Okay. I am in serious need of some advice.
*Back Story: I met my husband back in 2013.. We each had one son from previous relationships, we were then married 6 months later, but my son was the one that lived with us. We get his every other weekend. I love his son very much, I love him just like I love my other children (We now have 2 year old twins) BUT Christmas is always a major issue for us… We are all about being fair. Equal for the kids, right? Right. Okay so every Christmas, my husband’s mother get equal amount of presents for each child. She doesn’t want either to feel like the other got more etc etc.. well my mother and grandmother, who are a huge part of my life, will maybe get the stepson 2 things and my son 4-5… Same with my grandmother. It makes my husband more than angry… and he’s definitely a grudge holder… Christmas is so stressful for me that I can’t even enjoy it because my husband is always furious with me every year because of my family not getting equal amounts of gifts.. *
Okay. So here I am with this. I have voiced this with my family that they should be getting equal because I, in no way, want stepson to feel left out or that he’s not apart of the family… At all. But.. they still do the same thing every year and will continue to do so. I just wish that my husband would understand that this is not my fault and that, truthfully, my family is just not as good and as sweet as his mother. Stepson’s mom is also married with two other children.. so Stepson is getting gifts from her family, our family, my family as well (even if it’s not much) and then stepdad’s family… So he’s not going to be in want.. He will have plenty. My son has us and my husband’s family.

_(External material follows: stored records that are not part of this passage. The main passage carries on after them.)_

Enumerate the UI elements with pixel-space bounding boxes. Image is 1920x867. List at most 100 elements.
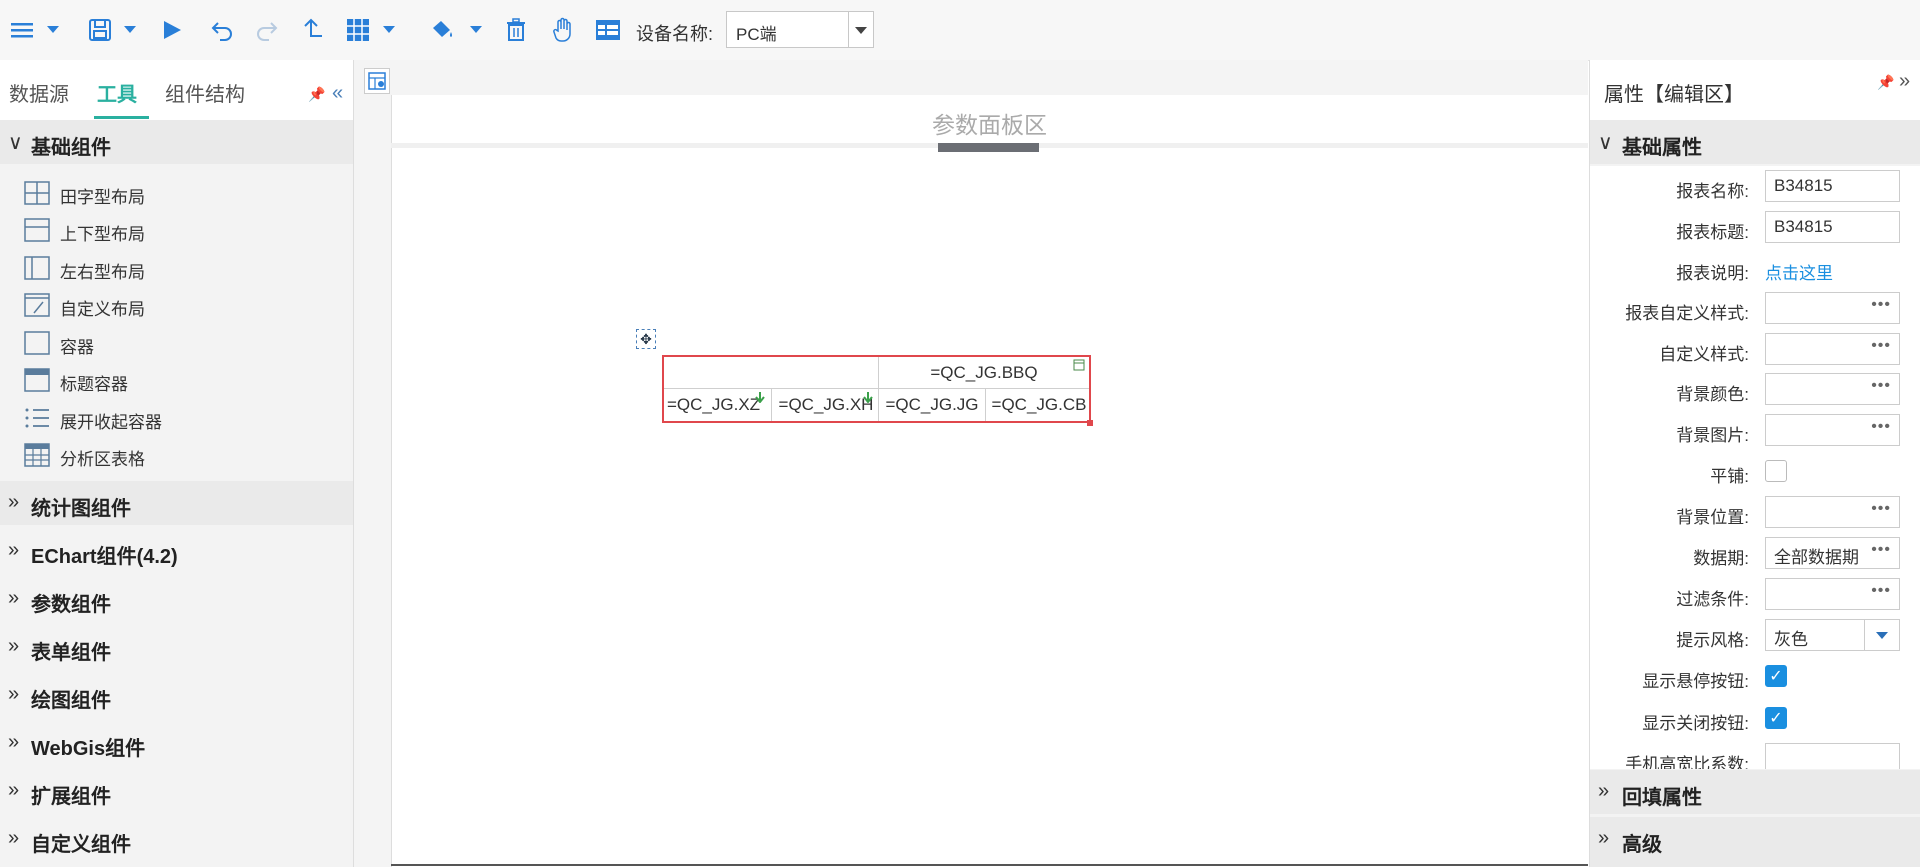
save-icon[interactable] [87, 14, 113, 46]
top-bottom-layout-icon [24, 218, 50, 242]
tool-container[interactable]: 容器 [24, 328, 324, 358]
tab-datasource[interactable]: 数据源 [9, 78, 69, 107]
section-drawing-components[interactable]: » 绘图组件 [0, 673, 353, 717]
layout-grid-icon[interactable] [345, 14, 371, 46]
custom-report-style-input[interactable]: ••• [1765, 292, 1900, 324]
prop-report-name: 报表名称: B34815 [1590, 166, 1920, 206]
chevron-right-icon: » [8, 491, 20, 513]
chevron-right-icon: » [8, 779, 20, 801]
prop-label: 报表标题: [1676, 223, 1749, 242]
report-table[interactable]: =QC_JG.BBQ =QC_JG.XZ =QC_JG.XH =QC_JG.JG… [662, 355, 1091, 423]
more-icon[interactable]: ••• [1871, 582, 1891, 600]
section-param-components[interactable]: » 参数组件 [0, 577, 353, 621]
data-period-input[interactable]: 全部数据期 ••• [1765, 537, 1900, 569]
menu-icon[interactable] [8, 14, 36, 46]
upload-icon[interactable] [299, 14, 325, 46]
move-icon[interactable]: ✥ [636, 329, 656, 349]
tool-top-bottom-layout[interactable]: 上下型布局 [24, 215, 324, 245]
custom-layout-icon [24, 293, 50, 317]
tool-grid-layout[interactable]: 田字型布局 [24, 178, 324, 208]
tool-collapsible-container[interactable]: 展开收起容器 [24, 403, 324, 433]
filter-input[interactable]: ••• [1765, 578, 1900, 610]
section-basic-components[interactable]: ∨ 基础组件 [0, 120, 353, 164]
chevron-down-icon[interactable] [1864, 620, 1899, 650]
bg-image-input[interactable]: ••• [1765, 414, 1900, 446]
cell-expand-icon [1073, 359, 1085, 371]
collapse-left-icon[interactable]: « [332, 82, 343, 105]
canvas-bottom-border [391, 864, 1588, 866]
paint-dropdown-icon[interactable] [470, 26, 482, 33]
table-header-cell[interactable]: =QC_JG.BBQ [878, 363, 1090, 383]
mobile-ratio-input[interactable] [1765, 743, 1900, 769]
prop-label: 背景位置: [1676, 508, 1749, 527]
show-hover-checkbox[interactable]: ✓ [1765, 665, 1787, 687]
section-webgis-components[interactable]: » WebGis组件 [0, 721, 353, 765]
preview-icon[interactable] [594, 14, 622, 46]
report-settings-icon[interactable] [364, 68, 390, 94]
device-select[interactable]: PC端 [726, 11, 874, 48]
tool-label: 左右型布局 [60, 263, 145, 282]
prop-bg-color: 背景颜色: ••• [1590, 369, 1920, 409]
tip-style-select[interactable]: 灰色 [1765, 619, 1900, 651]
chevron-down-icon: ∨ [1598, 132, 1613, 154]
bg-color-input[interactable]: ••• [1765, 373, 1900, 405]
run-icon[interactable] [159, 14, 185, 46]
section-chart-components[interactable]: » 统计图组件 [0, 481, 353, 525]
tab-tools[interactable]: 工具 [97, 78, 137, 107]
section-form-components[interactable]: » 表单组件 [0, 625, 353, 669]
param-panel-toggle[interactable] [938, 134, 1039, 152]
section-label: 扩展组件 [31, 786, 111, 808]
tool-custom-layout[interactable]: 自定义布局 [24, 290, 324, 320]
prop-show-hover: 显示悬停按钮: ✓ [1590, 656, 1920, 696]
pin-icon[interactable]: 📌 [308, 86, 325, 103]
report-desc-link[interactable]: 点击这里 [1765, 259, 1833, 284]
delete-icon[interactable] [503, 14, 529, 46]
more-icon[interactable]: ••• [1871, 377, 1891, 395]
tool-left-right-layout[interactable]: 左右型布局 [24, 253, 324, 283]
design-canvas[interactable] [391, 95, 1589, 867]
section-backfill-properties[interactable]: » 回填属性 [1590, 770, 1920, 814]
table-cell[interactable]: =QC_JG.CB [987, 395, 1091, 415]
section-label: 基础属性 [1622, 137, 1702, 159]
chevron-down-icon[interactable] [848, 12, 873, 47]
table-row-divider [664, 388, 1089, 389]
list-numbered-icon [25, 408, 49, 428]
section-label: 基础组件 [31, 137, 111, 159]
undo-icon[interactable] [209, 14, 235, 46]
custom-style-input[interactable]: ••• [1765, 333, 1900, 365]
section-advanced[interactable]: » 高级 [1590, 817, 1920, 867]
paint-bucket-icon[interactable] [428, 14, 456, 46]
more-icon[interactable]: ••• [1871, 296, 1891, 314]
hand-icon[interactable] [549, 14, 577, 46]
prop-label: 数据期: [1693, 549, 1749, 568]
report-name-input[interactable]: B34815 [1765, 170, 1900, 202]
more-icon[interactable]: ••• [1871, 337, 1891, 355]
expand-right-icon[interactable]: » [1899, 70, 1910, 93]
more-icon[interactable]: ••• [1871, 500, 1891, 518]
table-cell[interactable]: =QC_JG.JG [880, 395, 984, 415]
report-title-input[interactable]: B34815 [1765, 211, 1900, 243]
table-icon [24, 443, 50, 467]
resize-handle[interactable] [1087, 420, 1093, 426]
tool-title-container[interactable]: 标题容器 [24, 365, 324, 395]
prop-filter: 过滤条件: ••• [1590, 574, 1920, 614]
section-basic-properties[interactable]: ∨ 基础属性 [1590, 120, 1920, 164]
show-close-checkbox[interactable]: ✓ [1765, 707, 1787, 729]
more-icon[interactable]: ••• [1871, 418, 1891, 436]
menu-dropdown-icon[interactable] [47, 26, 59, 33]
tile-checkbox[interactable] [1765, 460, 1787, 482]
section-custom-components[interactable]: » 自定义组件 [0, 817, 353, 861]
layout-dropdown-icon[interactable] [383, 26, 395, 33]
tool-analysis-table[interactable]: 分析区表格 [24, 440, 324, 470]
section-label: 绘图组件 [31, 690, 111, 712]
tool-label: 标题容器 [60, 375, 128, 394]
section-echart-components[interactable]: » EChart组件(4.2) [0, 529, 353, 573]
more-icon[interactable]: ••• [1868, 541, 1891, 559]
tab-component-structure[interactable]: 组件结构 [165, 78, 245, 107]
save-dropdown-icon[interactable] [124, 26, 136, 33]
pin-icon[interactable]: 📌 [1877, 74, 1894, 91]
redo-icon[interactable] [254, 14, 280, 46]
bg-position-input[interactable]: ••• [1765, 496, 1900, 528]
section-extension-components[interactable]: » 扩展组件 [0, 769, 353, 813]
prop-label: 显示悬停按钮: [1642, 672, 1749, 691]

Please help me to try and explain to my husband that getting so angry with me over gifts spoils my Christmas and that it is not about how many gifts the kid’s get. They’re spoiled brats already, we don’t need to make a big deal out of presents and the amount. *also: Stepson is with his mother’s family while we are opening gifts from my family so he has no clue he is getting less* I don’t know how to express it into words to him without making him angry. I just want to enjoy Christmas this year. Heelllppp
I know this is kind of all over the place so it’s ok if you don’t understand it. I just have a lot of feelings lol
mnmh16, you’re stuck between a rock and a hard place, indeed!!! ***hugs***
With that being said, and without sounding a bit…condescending, do you feel like you can sit your husband down and just talk to him about Christmas? What i mean there, is more or less that the holiday is supposed to be a celebration and a joyous time, not a pick-apart type of setting that will, in effect show the kids that Christmas is no more than a comparison of gifts and not the thoughts and feelings behind them. Sometimes, we all need a little reminder about why the holiday isn’t about ‘us’ as much as the kids and a happy time. ya know?
i dunno if that helped at all, but my heart goes out to you, just the same. The only other thing i can think of doing is to limit the amount of gifts given to everybody….but i know that wouldn’t go over well, either….
Good luck!!!
See this is what I try to tell him. We need to stop getting them so many gifts.. We don’t have the money and in the long run they won’t appreciate anything. What pisses me off is that the whole present thing is a fight between the adults and the kids couldn’t care less! I love him so much and he’s so good to me, but Christmas is a hard time between us.
It’s interesting that your husband gets so mad about it. Is he an only child? I don’t remember ever counting or comparing my presents to the ones my siblings received.
Not to be to cold but life is not fair. It’s not the worse lesson for the kids to learn. Kids are resilient. I’m sure if they get upset, they will bounce back in about ten minutes and start playing with the presents they did receive.
@morningcupofcoffee actually no!!! He has 4 other sisters. I think it’s absolutely ridiculous that I’m being punished because of something like this… The kids should get the hell over it. My twins will be opening more than both older boys because their stuff is cheaper. It makes me so sad that he makes Christmas solely about presents and I end up absolutely miserable. And look at what it teaches our children.